Haploview software was used to estimate the LD between the two-studied polymorphism. There was no significant LD (D’ = 0.17) observed among the polymorphism (Fig. 1), which suggest the strongest evidence of recombination. The haplotype frequency estimation among patients and controls is shown in Table 4. The frequency of Leu:Val haplotype (c.1694C > T (p.Pro564Leu): c.103G > T (p.Val35Leu)) was significantly higher in controls than in aSAH patients (p = 0.01). Whereas the frequency of Pro:Leu (c.1694C > T (p.Pro564Leu): c.103G > T (p.Val35Leu)) haplotype was significantly higher in aSAH patients than in controls (p = 0.03).Pro:Val (c.1694C > T (p.Pro564Leu): c.103G > T (p.Val35Leu)) was the most frequent haplotype and was observed in more than 60% in both aSAH patients and controls.

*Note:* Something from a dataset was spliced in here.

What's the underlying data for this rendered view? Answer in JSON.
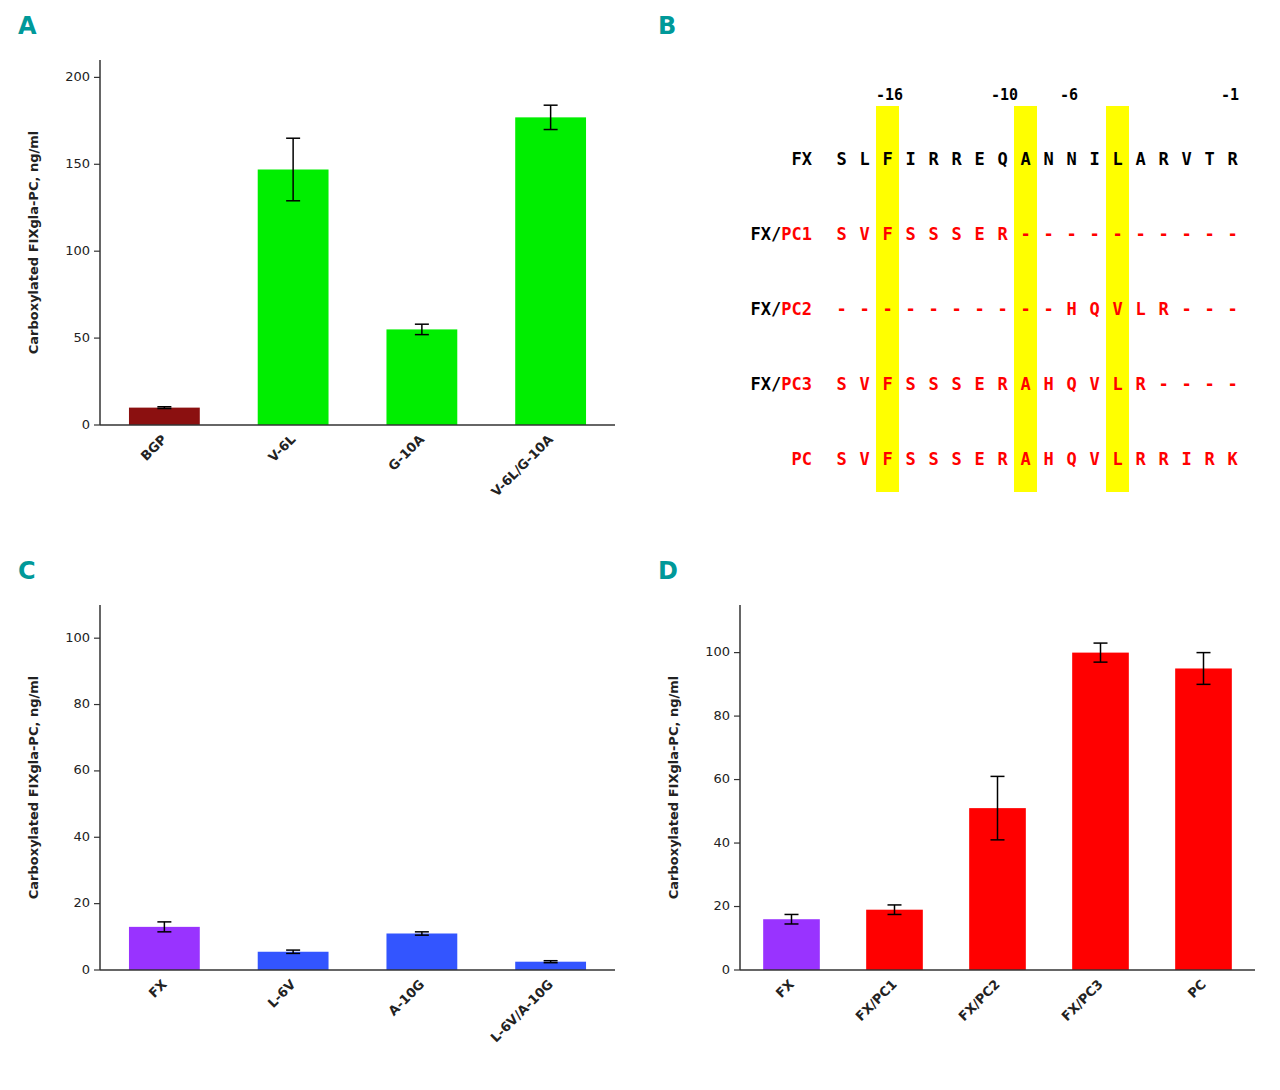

We performed the meta-analysis with previously reported studies along with our present study to verify the association between F13A gene polymorphism and risk of aSAH. The meta -analysis of c.103G > T (p.Val35Leu) variant could not predict any significant association with aSAH risk in fixed effect and random effect models. There was significant heterogeneity in Val Vs Leu (p = 0.02) and in dominant model (p = 0.03). However, in c.1694C > T (p.Pro564Leu) variant there was significant association in Pro Vs Leu allele, Pro/Pro Vs Leu/Leu genotype and in dominant model of inheritance (Pro Vs Leu, OR = 1.36, 95%CI =1.12–1.66; p = 0.002; Pro/Pro Vs Leu/Leu, OR = 2.49, 95%CI =1.53–4.06; p = 0.0002; Pro/Pro Vs Pro/Leu + Leu/Leu, OR = 2.19, 95%CI = 1.37–3.50; p = 0.001) (Fig. 2).